I am trying to complete the proof that the unitary group is a smooth manifold using regular values. To complete this proof I need to show that for any real-valued matrix $W$, there exists a complex-valued matrix $V$ such that
$df_A(V) = W$ where $df_A: V \mapsto A\bar{V}^T + V\bar{A}^T$.
where $A$ is a complex matrix such that $A\bar{A}^T = 1_{n\times n}$ (here $\bar{A}$ denotes the complex conjugate of $A$, and $A^T$ denotes the transpose of $A$).
I originally thought to use $V = \frac{1}{2}WA$, but this gives $df_A(V) = \frac{1}{2}W + \frac{1}{2}W^T$ which is unfortunately not $W$. Any ideas on a $V$ that would satisfy the above equation?

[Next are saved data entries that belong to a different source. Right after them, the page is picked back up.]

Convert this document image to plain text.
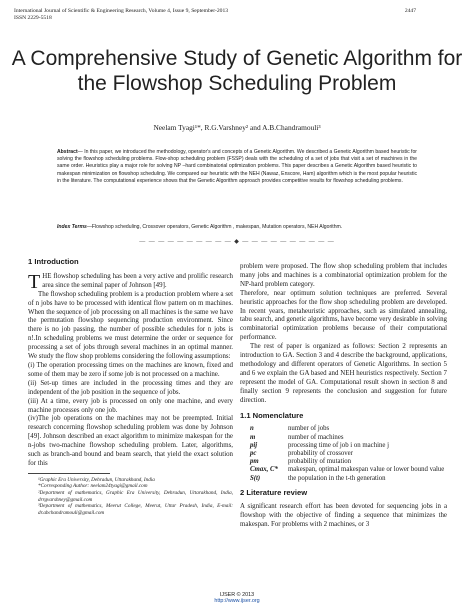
International Journal of Scientific & Engineering Research, Volume 4, Issue 9, September-2013
ISSN 2229-5518
2447
A Comprehensive Study of Genetic Algorithm for
the Flowshop Scheduling Problem
Neelam Tyagi¹*, R.G.Varshney² and A.B.Chandramouli³
Abstract— In this paper, we introduced the methodology, operator's and concepts of a Genetic Algorithm. We described a Genetic Algorithm based heuristic for solving the flowshop scheduling problems. Flow-shop scheduling problem (FSSP) deals with the scheduling of a set of jobs that visit a set of machines in the same order. Heuristics play a major role for solving NP –hard combinatorial optimization problems. This paper describes a Genetic Algorithm based heuristic to makespan minimization on flowshop scheduling. We compared our heuristic with the NEH (Nawaz, Enscore, Ham) algorithm which is the most popular heuristic in the literature. The computational experience shows that the Genetic Algorithm approach provides competitive results for flowshop scheduling problems.
Index Terms—Flowshop scheduling, Crossover operators, Genetic Algorithm , makespan, Mutation operators, NEH Algorithm.
— — — — — — — — — — ◆ — — — — — — — — — —
1 Introduction

THE flowshop scheduling has been a very active and prolific research area since the seminal paper of Johnson [49].

The flowshop scheduling problem is a production problem where a set of n jobs have to be processed with identical flow pattern on m machines. When the sequence of job processing on all machines is the same we have the permutation flowshop sequencing production environment. Since there is no job passing, the number of possible schedules for n jobs is n!.In scheduling problems we must determine the order or sequence for processing a set of jobs through several machines in an optimal manner. We study the flow shop problems considering the following assumptions:

(i) The operation processing times on the machines are known, fixed and some of them may be zero if some job is not processed on a machine.

(ii) Set-up times are included in the processing times and they are independent of the job position in the sequence of jobs.

(iii) At a time, every job is processed on only one machine, and every machine processes only one job.

(iv)The job operations on the machines may not be preempted. Initial research concerning flowshop scheduling problem was done by Johnson [49]. Johnson described an exact algorithm to minimize makespan for the n-jobs two-machine flowshop scheduling problem. Later, algorithms, such as branch-and bound and beam search, that yield the exact solution for this

¹Graphic Era University, Dehradun, Uttarakhand, India
*Corresponding Author: neelam24tyagi@gmail.com
²Department of mathematics, Graphic Era University, Dehradun, Uttarakhand, India, drrgvarshney@gmail.com
³Department of mathematics, Meerut College, Meerut, Uttar Pradesh, India, E-mail: dr.abchandramouli@gmail.com

problem were proposed. The flow shop scheduling problem that includes many jobs and machines is a combinatorial optimization problem for the NP-hard problem category.

Therefore, near optimum solution techniques are preferred. Several heuristic approaches for the flow shop scheduling problem are developed. In recent years, metaheuristic approaches, such as simulated annealing, tabu search, and genetic algorithms, have become very desirable in solving combinatorial optimization problems because of their computational performance.

The rest of paper is organized as follows: Section 2 represents an introduction to GA. Section 3 and 4 describe the background, applications, methodology and different operators of Genetic Algorithms. In section 5 and 6 we explain the GA based and NEH heuristics respectively. Section 7 represent the model of GA. Computational result shown in section 8 and finally section 9 represents the conclusion and suggestion for future direction.

1.1 Nomenclature
n	number of jobs
m	number of machines
pij	processing time of job i on machine j
pc	probability of crossover
pm	probability of mutation
Cmax, C*	makespan, optimal makespan value or lower bound value
S(t)	the population in the t-th generation
2 Literature review

A significant research effort has been devoted for sequencing jobs in a flowshop with the objective of finding a sequence that minimizes the makespan. For problems with 2 machines, or 3

IJSER © 2013
http://www.ijser.org
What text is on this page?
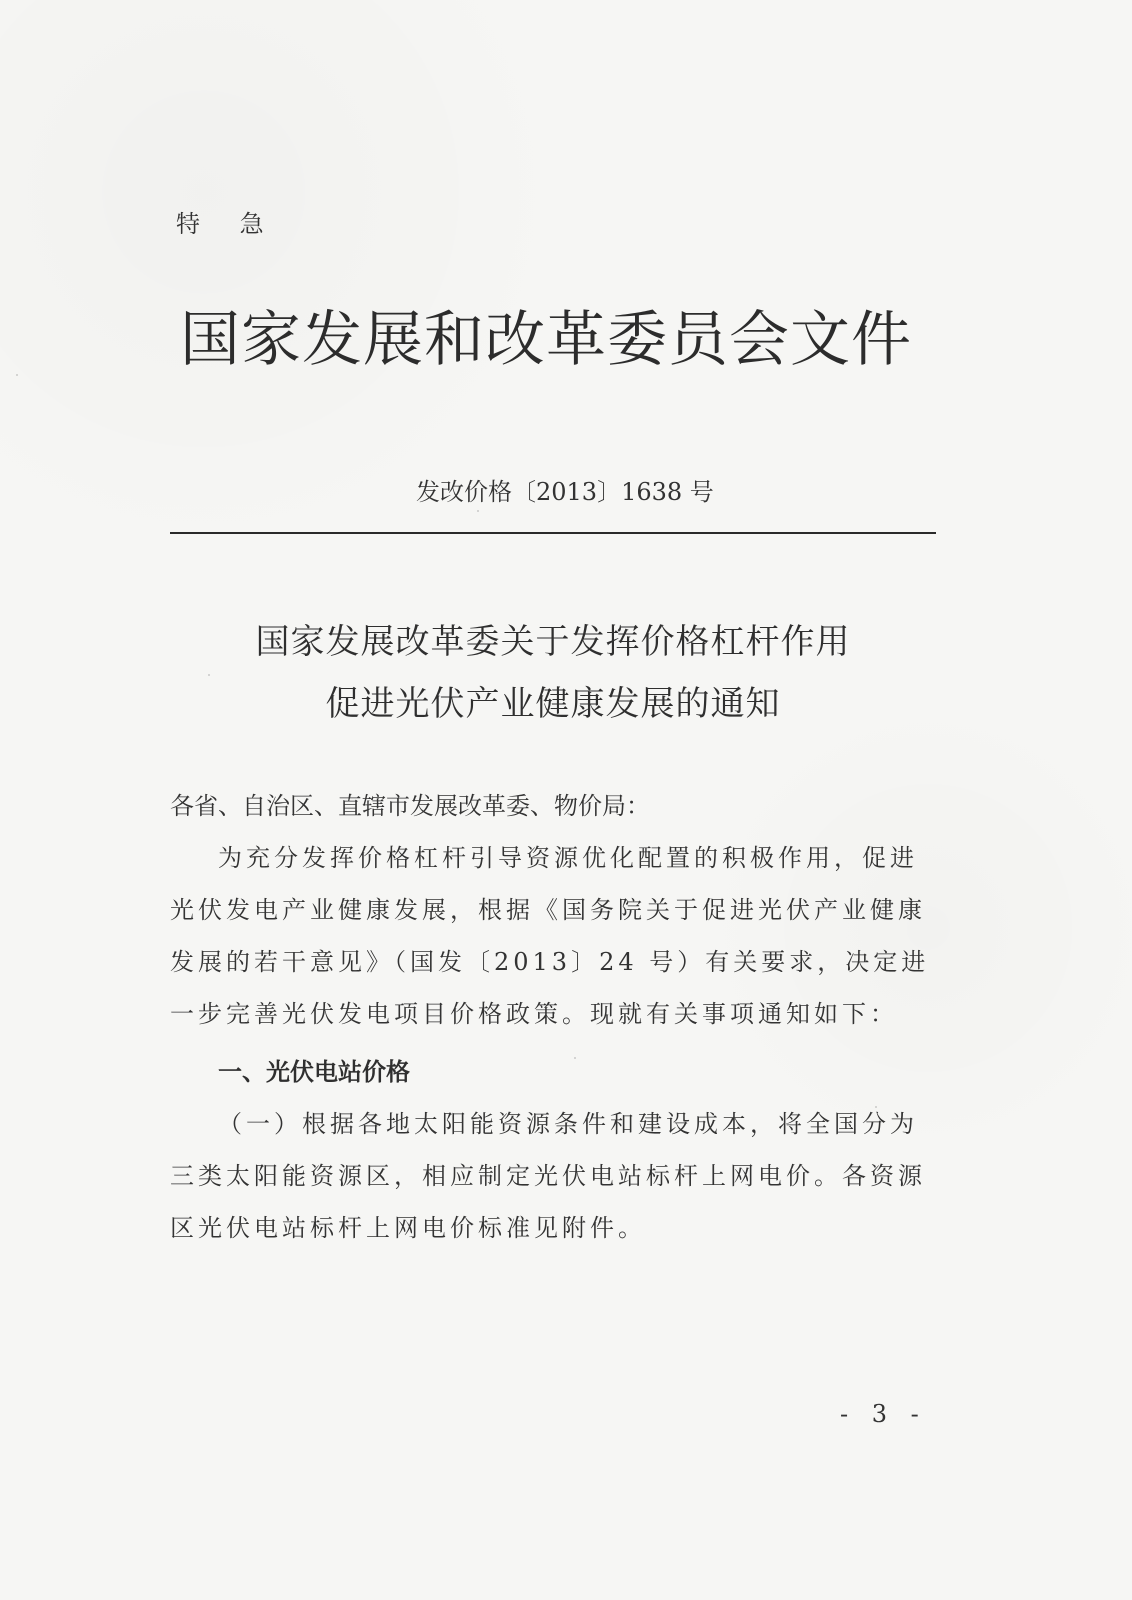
特 急
国家发展和改革委员会文件
发改价格〔2013〕1638 号
国家发展改革委关于发挥价格杠杆作用
促进光伏产业健康发展的通知
各省、自治区、直辖市发展改革委、物价局：

为充分发挥价格杠杆引导资源优化配置的积极作用，促进光伏发电产业健康发展，根据《国务院关于促进光伏产业健康发展的若干意见》（国发〔2013〕24 号）有关要求，决定进一步完善光伏发电项目价格政策。现就有关事项通知如下：

一、光伏电站价格

（一）根据各地太阳能资源条件和建设成本，将全国分为三类太阳能资源区，相应制定光伏电站标杆上网电价。各资源区光伏电站标杆上网电价标准见附件。

- 3 -
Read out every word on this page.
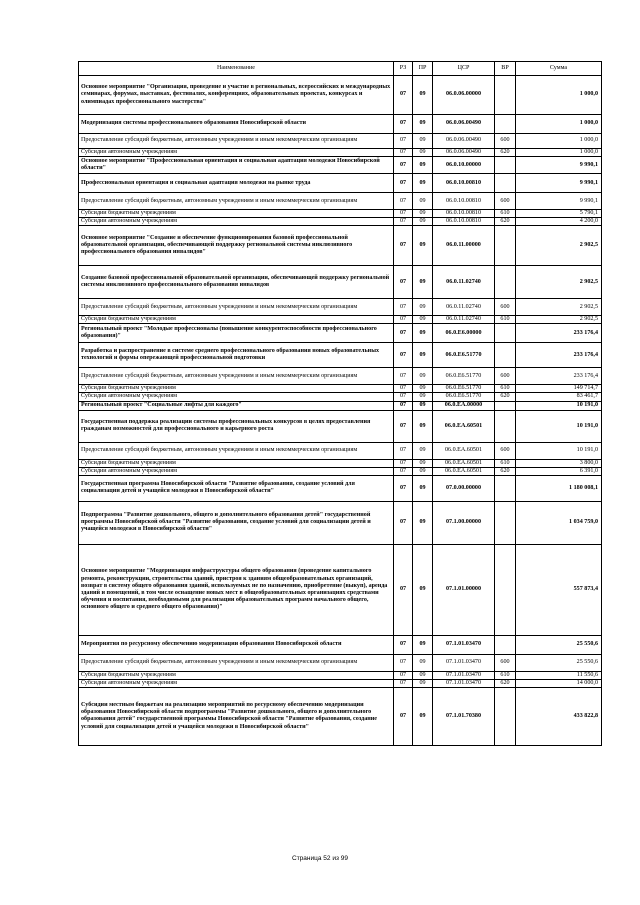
Наименование	РЗ	ПР	ЦСР	ВР	Сумма
Основное мероприятие "Организация, проведение и участие в региональных, всероссийских и международных семинарах, форумах, выставках, фестивалях, конференциях, образовательных проектах, конкурсах и олимпиадах профессионального мастерства"	07	09	06.0.06.00000		1 000,0
Модернизация системы профессионального образования Новосибирской области	07	09	06.0.06.00490		1 000,0
Предоставление субсидий бюджетным, автономным учреждениям и иным некоммерческим организациям	07	09	06.0.06.00490	600	1 000,0
Субсидии автономным учреждениям	07	09	06.0.06.00490	620	1 000,0
Основное мероприятие "Профессиональная ориентация и социальная адаптация молодежи Новосибирской области"	07	09	06.0.10.00000		9 990,1
Профессиональная ориентация и социальная адаптация молодежи на рынке труда	07	09	06.0.10.00810		9 990,1
Предоставление субсидий бюджетным, автономным учреждениям и иным некоммерческим организациям	07	09	06.0.10.00810	600	9 990,1
Субсидии бюджетным учреждениям	07	09	06.0.10.00810	610	5 790,1
Субсидии автономным учреждениям	07	09	06.0.10.00810	620	4 200,0
Основное мероприятие "Создание и обеспечение функционирования базовой профессиональной образовательной организации, обеспечивающей поддержку региональной системы инклюзивного профессионального образования инвалидов"	07	09	06.0.11.00000		2 902,5
Создание базовой профессиональной образовательной организации, обеспечивающей поддержку региональной системы инклюзивного профессионального образования инвалидов	07	09	06.0.11.02740		2 902,5
Предоставление субсидий бюджетным, автономным учреждениям и иным некоммерческим организациям	07	09	06.0.11.02740	600	2 902,5
Субсидии бюджетным учреждениям	07	09	06.0.11.02740	610	2 902,5
Региональный проект "Молодые профессионалы (повышение конкурентоспособности профессионального образования)"	07	09	06.0.E6.00000		233 176,4
Разработка и распространение в системе среднего профессионального образования новых образовательных технологий и формы опережающей профессиональной подготовки	07	09	06.0.E6.51770		233 176,4
Предоставление субсидий бюджетным, автономным учреждениям и иным некоммерческим организациям	07	09	06.0.E6.51770	600	233 176,4
Субсидии бюджетным учреждениям	07	09	06.0.E6.51770	610	149 714,7
Субсидии автономным учреждениям	07	09	06.0.E6.51770	620	83 461,7
Региональный проект "Социальные лифты для каждого"	07	09	06.0.EA.00000		10 191,0
Государственная поддержка реализации системы профессиональных конкурсов в целях предоставления гражданам возможностей для профессионального и карьерного роста	07	09	06.0.EA.60501		10 191,0
Предоставление субсидий бюджетным, автономным учреждениям и иным некоммерческим организациям	07	09	06.0.EA.60501	600	10 191,0
Субсидии бюджетным учреждениям	07	09	06.0.EA.60501	610	3 800,0
Субсидии автономным учреждениям	07	09	06.0.EA.60501	620	6 391,0
Государственная программа Новосибирской области "Развитие образования, создание условий для социализации детей и учащейся молодежи в Новосибирской области"	07	09	07.0.00.00000		1 180 008,1
Подпрограмма "Развитие дошкольного, общего и дополнительного образования детей" государственной программы Новосибирской области "Развитие образования, создание условий для социализации детей и учащейся молодежи в Новосибирской области"	07	09	07.1.00.00000		1 034 759,0
Основное мероприятие "Модернизация инфраструктуры общего образования (проведение капитального ремонта, реконструкции, строительства зданий, пристроя к зданиям общеобразовательных организаций, возврат в систему общего образования зданий, используемых не по назначению, приобретение (выкуп), аренда зданий и помещений, в том числе оснащение новых мест в общеобразовательных организациях средствами обучения и воспитания, необходимыми для реализации образовательных программ начального общего, основного общего и среднего общего образования)"	07	09	07.1.01.00000		557 873,4
Мероприятия по ресурсному обеспечению модернизации образования Новосибирской области	07	09	07.1.01.03470		25 550,6
Предоставление субсидий бюджетным, автономным учреждениям и иным некоммерческим организациям	07	09	07.1.01.03470	600	25 550,6
Субсидии бюджетным учреждениям	07	09	07.1.01.03470	610	11 550,6
Субсидии автономным учреждениям	07	09	07.1.01.03470	620	14 000,0
Субсидии местным бюджетам на реализацию мероприятий по ресурсному обеспечению модернизации образования Новосибирской области подпрограммы "Развитие дошкольного, общего и дополнительного образования детей" государственной программы Новосибирской области "Развитие образования, создание условий для социализации детей и учащейся молодежи в Новосибирской области"	07	09	07.1.01.70380		433 822,8
Страница 52 из 99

Any help is much appreciated
Let me denote $\overline{A}^T$ by $A^{*}$. I guess you are trying to describe $U(n)$ as the inverse image $f^{-1}(I_n)$ for $f \colon M_n(\mathbb{C}) \rightarrow M_n(\mathbb{C})$ given by $f(A) = A \cdot A^{*}$. We indeed have
$$ df|_A(V) = AV^{*} + VA^{*} $$
but note that $(AV^{*} + VA^{*})^{*} = VA^{*} + AV^{*} = AV^{*} + VA^{*}$ so $df|_A(V)$ is always a Hermitian matrix and so no value can be regular for $f$. The reason is that the codomain of $f$ is too big - no matter what $A$ is, the matrix $A A^{*}$ will always be a Hermitian matrix so you can consider as well the same map $f$ but with the codomain restricted to the real vector space of $n \times n$ Hermitian matrices. If you do this, then $I_n$ will be a regular value for $f$. For that, you will need to show that for each Hermitian matrix $W$ and a unitary matrix $A$, you can find a complex matrix $V$ such that $AV^{*} + VA^{*} = W$. Since
$$ df|_A\left( \frac{WA}{2} \right) = \frac{A(WA)^{*} + (WA)A^{*}}{2} = \frac{W^{*} + W}{2} = W $$
we see that indeed $I_n$ is a regular value for $f$.